Managing RMAs for Switches
A primary case for an RMA is a failed switch in the network. The configuration can be restored to a replacement switch using the following commands:
- fabric-join repeer-to-cluster-node
RMA Process for Version 2.6.0 and Later
Netvisor One fabric objects such as vRouters, VLAGs, clusters,and others are created on a switch in the fabric. Netvisor One tracks the switch using a location field, which is currently the host ID of the switch where the fabric objects are configured.
This presents various issues when replacing a faulty switch with a new switch and a new host ID. Fabric-wide configurations that reference the old host ID requires updating to the new host ID. These updates require manual extra steps and are either confusing, or it isn’t clear what commands need execution.
Netvisor ONE changes the location from a host ID to a fabric-specific location id assigned to each switch as the switch joins the fabric. Netvisor ONE keeps the same ID during the RMA process and reduces the RMA process to a single command.
Netvisor ONE supports a new parameter, location-id, which is unique among the fabric nodes. Each node that joins the fabric is assigned a new location ID when it joins.
All configurations that require a location is tied to the location ID instead of the host ID.
When Netvisor One executes the command, switch-config-import, the location ID is inherited from the imported configuration. Therefore, no updates required across the fabric because all configurations refer to the correct location ID.
The following commands are no longer necessary to restore an imported configuration on a new switch:
A new parameter, location-id, is added to the commands, node-info and fabric-node-show output. This displays the location of the node.

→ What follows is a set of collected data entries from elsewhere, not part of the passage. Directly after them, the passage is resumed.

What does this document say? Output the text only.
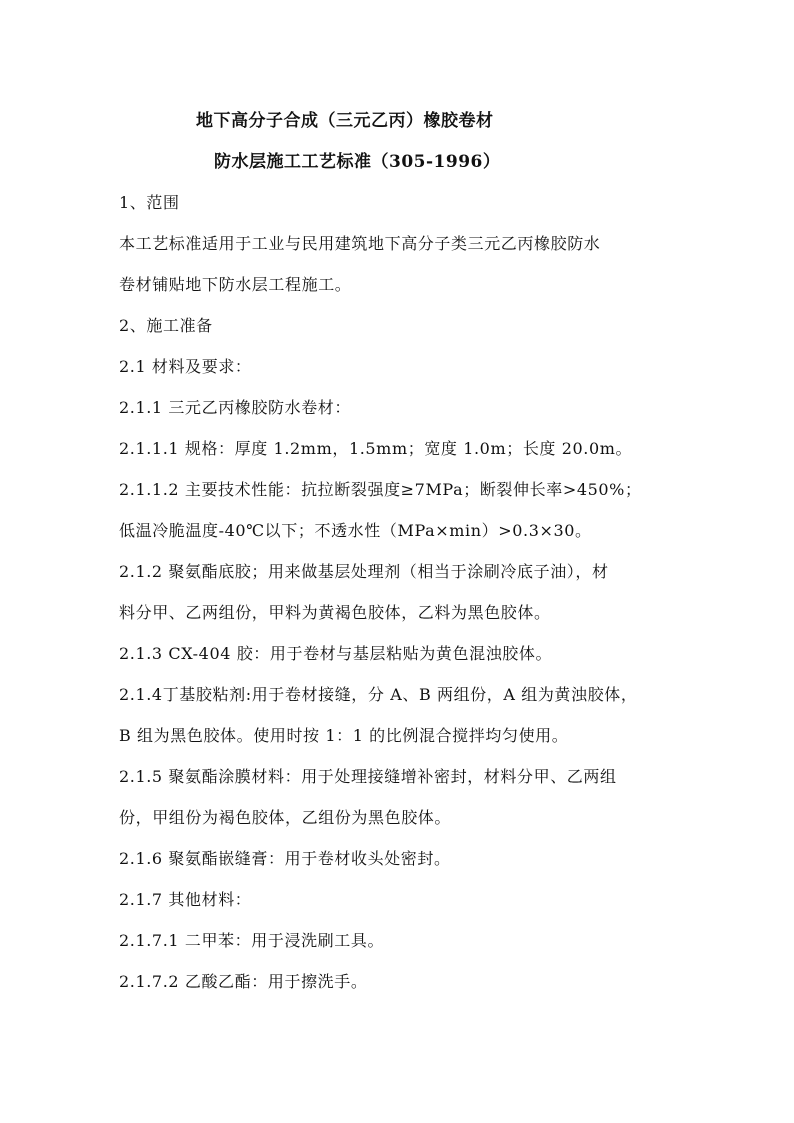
地下高分子合成（三元乙丙）橡胶卷材
防水层施工工艺标准（305-1996）
1、范围
本工艺标准适用于工业与民用建筑地下高分子类三元乙丙橡胶防水
卷材铺贴地下防水层工程施工。
2、施工准备
2.1 材料及要求：
2.1.1 三元乙丙橡胶防水卷材：
2.1.1.1 规格：厚度 1.2mm，1.5mm；宽度 1.0m；长度 20.0m。
2.1.1.2 主要技术性能：抗拉断裂强度≥7MPa；断裂伸长率>450%；
低温冷脆温度-40℃以下；不透水性（MPa×min）>0.3×30。
2.1.2 聚氨酯底胶；用来做基层处理剂（相当于涂刷冷底子油），材
料分甲、乙两组份，甲料为黄褐色胶体，乙料为黑色胶体。
2.1.3 CX-404 胶：用于卷材与基层粘贴为黄色混浊胶体。
2.1.4丁基胶粘剂:用于卷材接缝，分 A、B 两组份，A 组为黄浊胶体，
B 组为黑色胶体。使用时按 1：1 的比例混合搅拌均匀使用。
2.1.5 聚氨酯涂膜材料：用于处理接缝增补密封，材料分甲、乙两组
份，甲组份为褐色胶体，乙组份为黑色胶体。
2.1.6 聚氨酯嵌缝膏：用于卷材收头处密封。
2.1.7 其他材料：
2.1.7.1 二甲苯：用于浸洗刷工具。
2.1.7.2 乙酸乙酯：用于擦洗手。
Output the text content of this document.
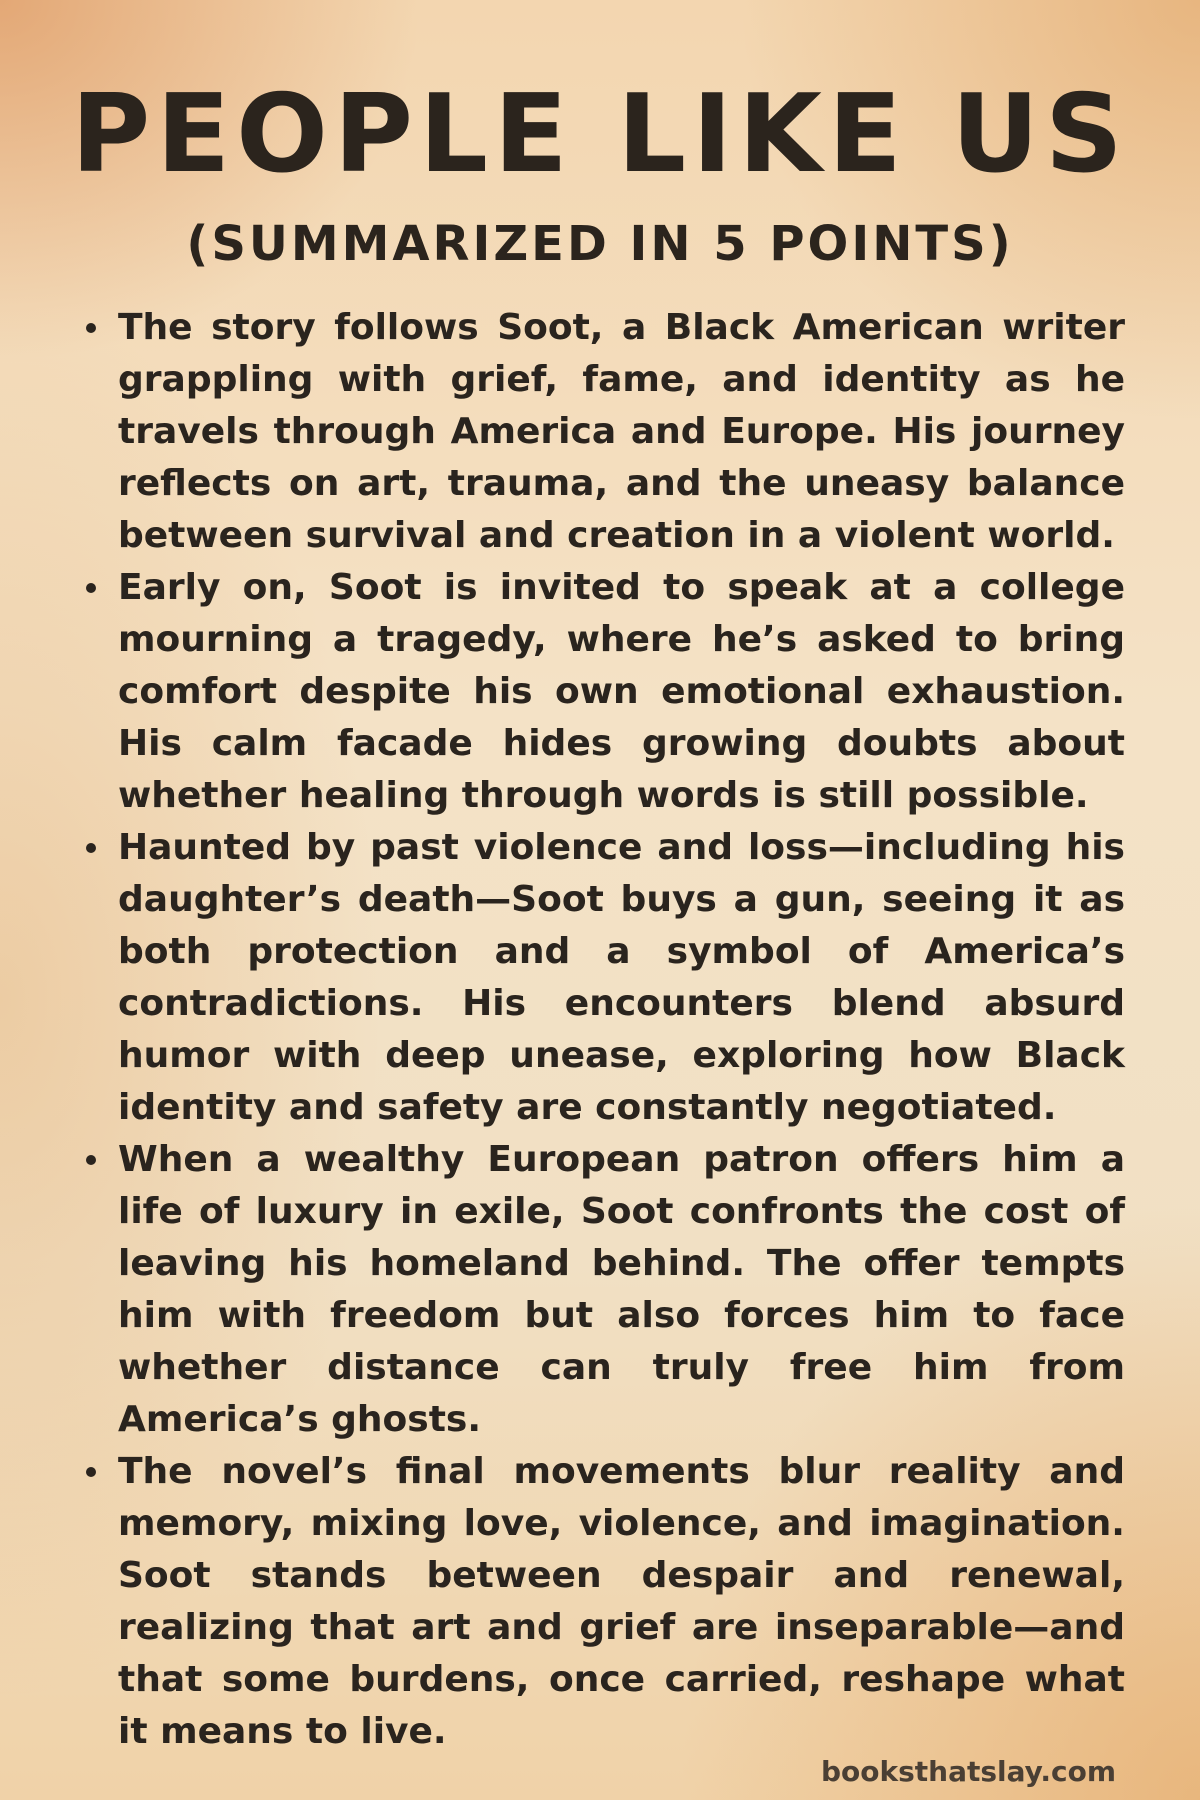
PEOPLE LIKE US
(SUMMARIZED IN 5 POINTS)
The story follows Soot, a Black American writer grappling with grief, fame, and identity as he travels through America and Europe. His journey reflects on art, trauma, and the uneasy balance between survival and creation in a violent world.
Early on, Soot is invited to speak at a college mourning a tragedy, where he’s asked to bring comfort despite his own emotional exhaustion. His calm facade hides growing doubts about whether healing through words is still possible.
Haunted by past violence and loss—including his daughter’s death—Soot buys a gun, seeing it as both protection and a symbol of America’s contradictions. His encounters blend absurd humor with deep unease, exploring how Black identity and safety are constantly negotiated.
When a wealthy European patron offers him a life of luxury in exile, Soot confronts the cost of leaving his homeland behind. The offer tempts him with freedom but also forces him to face whether distance can truly free him from America’s ghosts.
The novel’s final movements blur reality and memory, mixing love, violence, and imagination. Soot stands between despair and renewal, realizing that art and grief are inseparable—and that some burdens, once carried, reshape what it means to live.
booksthatslay.com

A new command, fabric-node-location-mappings, displays the current fabric host ID to the location ID mappings. This is used as input for the command, switch-config-import, when importing configurations from earlier versions of software.
If you are importing a configuration from an earlier version of software, use the following syntax:
CLI (network-admin@Spine1) > switch-config-import upgrade-location-mappings
If the imported configuration already has location IDs, Netvisor ONE ignores the parameter.
RMA Process for Versions 2.5.4 and earlier
This procedure assumes that a failed switch is part of a HA pair (cluster). Nodes that are part of a cluster automatically back up each other configuration.
For an RMA case, the host id differs between the new switch and the old failed switch. Both cluster membership and service object locations are tied to the host id.
1) Retrieve the host id of the old node:
CLI> fabric-node-show name <old-hostname> format name,id
2) Evict the old node from the fabric. This allows to process fabric provisioning operations before the RMA is complete. Additionally, the presence of the old node ID interferes with subsequent steps.
CLI> fabric-node-evict name <old-hostname>
3) Setup the new switch with basic settings, like hostname and IP address. Perform this step at the console when the switch is booted for the first time and can be modified:
4) Configure the new switch to rejoin the fabric. As it is part of a cluster, use the repeer-to-cluster-node option.
CLI> fabric-join name <fabric-name> repeer-to-cluster-node <existing-peer-name>
This downloads the entire backed up configuration from the cluster peer and restarts Netvisor One to apply it. This restores local, cluster, and fabric scoped configuration.
5) After restart, any service objects that were present on the failed switch, must be migrated to the new host. Use the value retrieved in Step 1 for the location parameter:
CLI> object-location-modify location <old-hostid> new-location <new-hostname>
The above command executes a bulk migration of all service objects (vRouters, vNET managers, OVSDB Interfaces) and sub-objects.